A promotora lembrou ainda que o perito deixou claro que eram todos pacientes com doenças de base diferentes, evoluindo com determinado controle, que receberam tratamentos semelhantes, como a aplicação dos mesmos medicamentos, com as mesmas doses.
“Em todos os pacientes que morreram neste caso, você vê um padrão. Estavam com certa estabilidade, o que não quer dizer que fosse grave ou que não fossem morrer no futuro, mas não houve nada que justificasse a aplicação dos medicamentos, e não morreram pela evolução da doença, mas por terem tido a morte provocada”, explicou a promotora.
MP já criticou a perícia em fevereiro
Quando saiu a perícia em novembro do ano passado, o Ministério Público criticou a análise realizada e ressaltou que beirava a nulidade. O motivo, revelado com mais detalhes agora, é que o perito do Instituto de Criminalística havia cometido erros inadmissíveis, como o uso de sites sem qualidade técnica para embasar a perícia, o que causou algumas impugnações de questões. Depois disso, tanto MP e réus pediram impugnação e esclarecimentos em várias questões.

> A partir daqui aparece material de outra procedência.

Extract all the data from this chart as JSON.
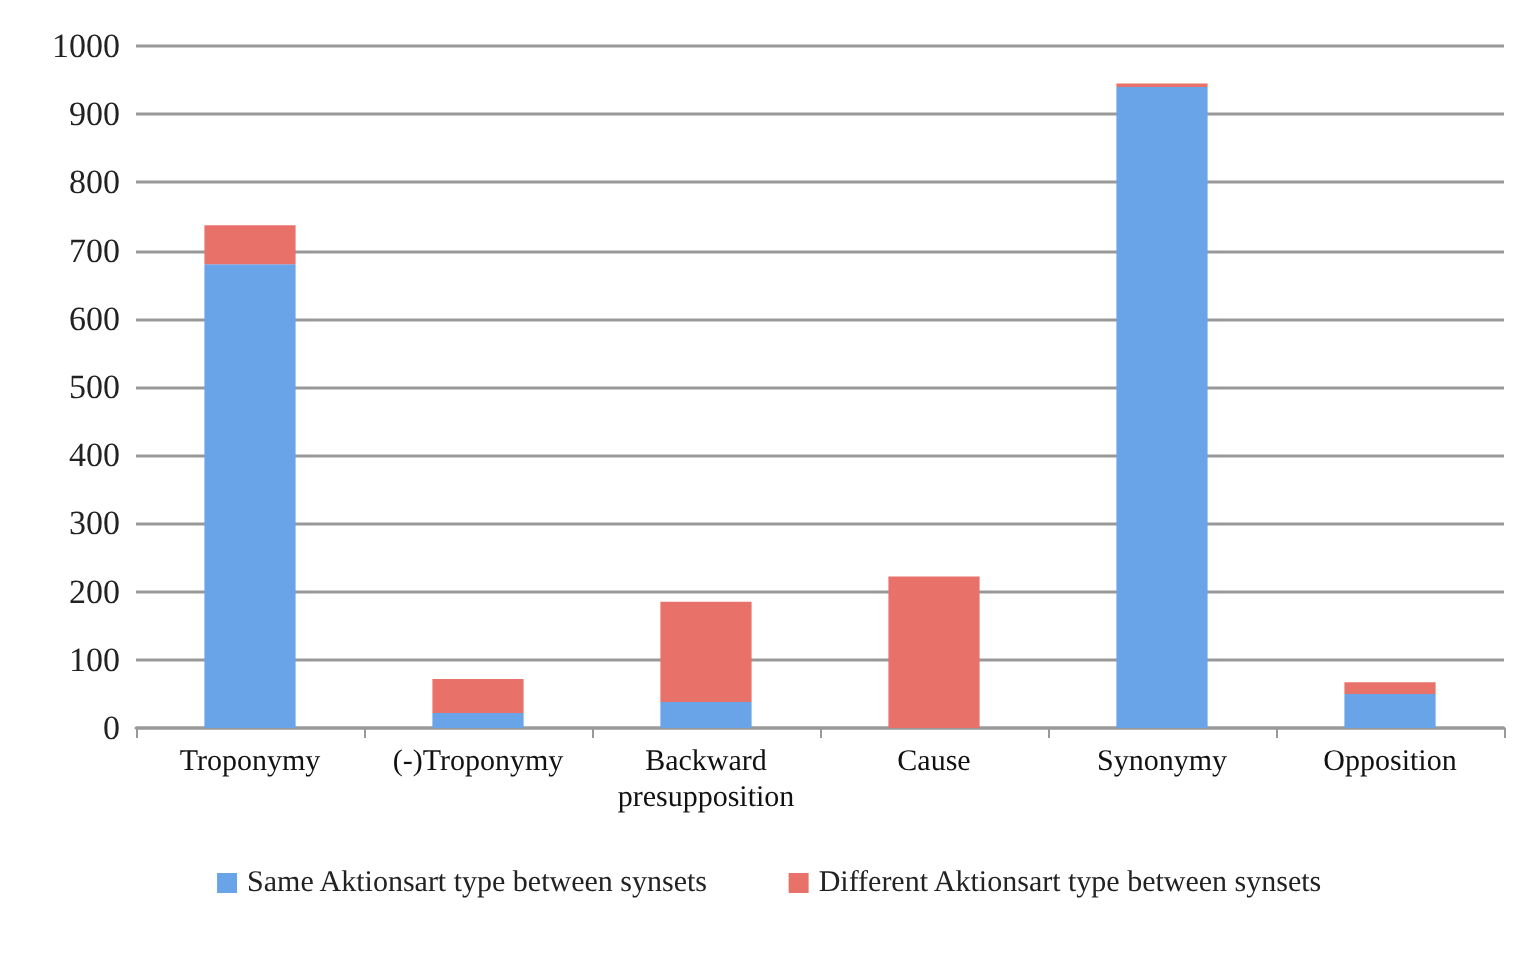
{
  "chart_data": {
    "type": "bar",
    "stacked": true,
    "categories": [
      "Troponymy",
      "(-)Troponymy",
      "Backward\npresupposition",
      "Cause",
      "Synonymy",
      "Opposition"
    ],
    "series": [
      {
        "name": "Same Aktionsart type between synsets",
        "color": "#6aa4e8",
        "values": [
          680,
          22,
          38,
          0,
          940,
          50
        ]
      },
      {
        "name": "Different Aktionsart type between synsets",
        "color": "#e8726a",
        "values": [
          57,
          50,
          147,
          222,
          5,
          17
        ]
      }
    ],
    "ylim": [
      0,
      1000
    ],
    "yticks": [
      0,
      100,
      200,
      300,
      400,
      500,
      600,
      700,
      800,
      900,
      1000
    ],
    "grid": "y",
    "legend": "bottom"
  }
}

“Ele inicialmente se fiou em dados que não constavam nos prontuários. Impugnamos isso, ele voltou atrás e corrigiu”, afirmou.

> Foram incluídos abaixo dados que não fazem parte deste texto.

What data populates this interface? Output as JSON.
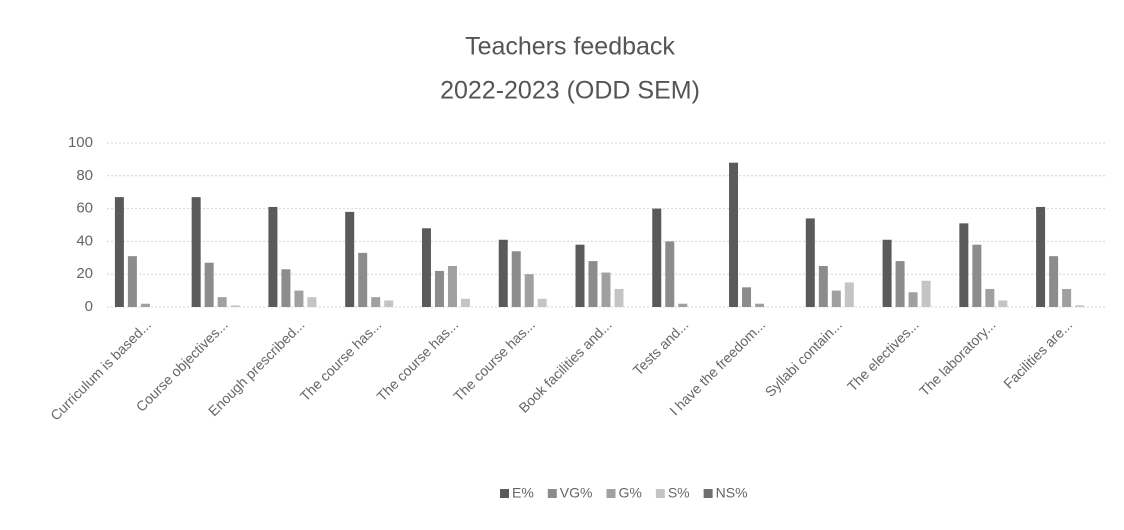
{
  "chart_data": {
    "type": "bar",
    "title": "Teachers feedback",
    "subtitle": "2022-2023 (ODD SEM)",
    "categories": [
      "Curriculum is based...",
      "Course objectives...",
      "Enough prescribed...",
      "The course has...",
      "The course has...",
      "The course has...",
      "Book facilities and...",
      "Tests and...",
      "I have the freedom...",
      "Syllabi contain...",
      "The electives...",
      "The laboratory...",
      "Facilities are..."
    ],
    "series": [
      {
        "name": "E%",
        "color": "#5a5a5a",
        "values": [
          67,
          67,
          61,
          58,
          48,
          41,
          38,
          60,
          88,
          54,
          41,
          51,
          61
        ]
      },
      {
        "name": "VG%",
        "color": "#8c8c8c",
        "values": [
          31,
          27,
          23,
          33,
          22,
          34,
          28,
          40,
          12,
          25,
          28,
          38,
          31
        ]
      },
      {
        "name": "G%",
        "color": "#a0a0a0",
        "values": [
          2,
          6,
          10,
          6,
          25,
          20,
          21,
          2,
          2,
          10,
          9,
          11,
          11
        ]
      },
      {
        "name": "S%",
        "color": "#c4c4c4",
        "values": [
          0,
          1,
          6,
          4,
          5,
          5,
          11,
          0,
          0,
          15,
          16,
          4,
          1
        ]
      },
      {
        "name": "NS%",
        "color": "#707070",
        "values": [
          0,
          0,
          0,
          0,
          0,
          0,
          0,
          0,
          0,
          0,
          0,
          0,
          0
        ]
      }
    ],
    "ylim": [
      0,
      100
    ],
    "yticks": [
      0,
      20,
      40,
      60,
      80,
      100
    ],
    "grid": true,
    "legend": "bottom"
  }
}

Outro problema encontrado na perícia inicial, impugnada pelo MP, foi um juízo de valor realizado pelo perito ao responder a pergunta de um dos réus. A defesa de um deles questionou se, na aplicação do tratamento, ele percebeu dolo (intenção). O perito havia respondido que não encontrou dolo durante a análise.

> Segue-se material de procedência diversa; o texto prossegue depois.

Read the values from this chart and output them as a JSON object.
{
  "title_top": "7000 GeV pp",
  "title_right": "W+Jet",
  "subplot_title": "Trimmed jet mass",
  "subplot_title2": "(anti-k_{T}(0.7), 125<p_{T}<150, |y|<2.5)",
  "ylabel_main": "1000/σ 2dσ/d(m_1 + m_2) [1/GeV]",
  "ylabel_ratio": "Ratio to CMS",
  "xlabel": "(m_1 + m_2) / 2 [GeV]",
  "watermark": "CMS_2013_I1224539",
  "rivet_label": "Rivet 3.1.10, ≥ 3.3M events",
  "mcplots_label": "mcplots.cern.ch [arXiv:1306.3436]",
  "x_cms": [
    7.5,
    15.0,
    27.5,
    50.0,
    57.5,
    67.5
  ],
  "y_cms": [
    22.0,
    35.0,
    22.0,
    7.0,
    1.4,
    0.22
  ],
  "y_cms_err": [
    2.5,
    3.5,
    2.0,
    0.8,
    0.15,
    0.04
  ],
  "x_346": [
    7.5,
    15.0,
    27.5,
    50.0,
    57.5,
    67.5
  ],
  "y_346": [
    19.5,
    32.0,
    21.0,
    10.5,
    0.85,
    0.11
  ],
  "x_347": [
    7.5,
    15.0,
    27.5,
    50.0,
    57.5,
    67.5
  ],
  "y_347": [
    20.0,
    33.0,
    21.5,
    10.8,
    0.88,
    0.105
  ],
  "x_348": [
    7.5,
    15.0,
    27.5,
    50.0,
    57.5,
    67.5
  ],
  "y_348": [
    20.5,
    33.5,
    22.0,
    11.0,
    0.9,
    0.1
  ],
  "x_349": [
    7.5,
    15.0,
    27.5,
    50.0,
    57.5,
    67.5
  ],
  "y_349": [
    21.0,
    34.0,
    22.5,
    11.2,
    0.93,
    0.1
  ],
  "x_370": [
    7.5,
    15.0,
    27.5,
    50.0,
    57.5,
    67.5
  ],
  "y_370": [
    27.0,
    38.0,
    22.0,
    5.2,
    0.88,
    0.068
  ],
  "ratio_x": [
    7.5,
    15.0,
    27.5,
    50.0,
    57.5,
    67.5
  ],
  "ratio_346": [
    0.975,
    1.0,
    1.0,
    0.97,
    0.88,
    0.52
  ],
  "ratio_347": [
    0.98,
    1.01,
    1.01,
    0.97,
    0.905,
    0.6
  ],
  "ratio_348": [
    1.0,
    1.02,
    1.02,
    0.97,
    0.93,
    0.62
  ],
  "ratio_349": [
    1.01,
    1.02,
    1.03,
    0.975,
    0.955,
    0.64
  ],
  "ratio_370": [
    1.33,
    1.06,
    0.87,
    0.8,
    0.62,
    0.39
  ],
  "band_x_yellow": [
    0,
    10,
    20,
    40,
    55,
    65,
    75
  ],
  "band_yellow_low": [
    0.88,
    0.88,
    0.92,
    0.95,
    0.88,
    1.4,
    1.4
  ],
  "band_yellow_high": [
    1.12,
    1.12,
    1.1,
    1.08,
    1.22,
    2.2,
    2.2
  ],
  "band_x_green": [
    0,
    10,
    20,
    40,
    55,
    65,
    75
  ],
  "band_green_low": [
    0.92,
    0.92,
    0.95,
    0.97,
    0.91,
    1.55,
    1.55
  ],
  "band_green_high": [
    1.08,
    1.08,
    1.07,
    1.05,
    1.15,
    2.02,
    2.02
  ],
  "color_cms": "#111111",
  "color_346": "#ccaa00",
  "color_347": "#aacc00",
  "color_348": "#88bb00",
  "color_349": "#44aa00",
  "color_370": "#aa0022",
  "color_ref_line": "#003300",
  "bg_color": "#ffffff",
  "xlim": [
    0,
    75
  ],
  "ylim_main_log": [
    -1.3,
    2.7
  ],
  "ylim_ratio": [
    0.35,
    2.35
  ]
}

“A tese do MP é que a aplicação do medicamento era feita visando a morte dos pacientes. Isso não é objeto de perícia. Falar se agiu com dolo ou não, não é função da perícia. Tem uma pergunta que o perito respondeu num primeiro momento se ele viu dolo, feita por um réu. Ele disse que não. Voltou atrás após nos impugnarmos”, explicou Fernanda.
Retomada das audiências
Até esta segunda-feira (8), não houve novo pedido de esclarecimentos sobre a perícia pelas partes. O MP tem entendido que o processo deverá prosseguir mais rápido, pelo menos até a parte do interrogatório dos réus. O processo ainda está em fase de manifestação após a perícia. Encerrada esta etapa nos próximos dias, o juiz da 2ª Vara do Júri de Curitiba, Daniel Ribeiro Surdi de Avelar, poderá determinar que o perito e o assistente técnico do MP, que é um médico especialista, sejam ouvidos. Após isso, é que a Justiça marcará o interrogatório dos réus. O MP espera que isso aconteça até setembro deste ano. Em seguida, o juiz poderá afirmar se pronunciará os réus a júri ou não.
Apesar disso, a promotoria fez um alerta. O processo ainda será longo em razão de nunca ter havido no país caso semelhante. “É um processo sem precedentes na história do processo penal brasileiro. Tudo neste processo é difícil, no sentido de que não há precedente. É difícil para as partes, perito e vai ser para o júri”, disse Fernanda.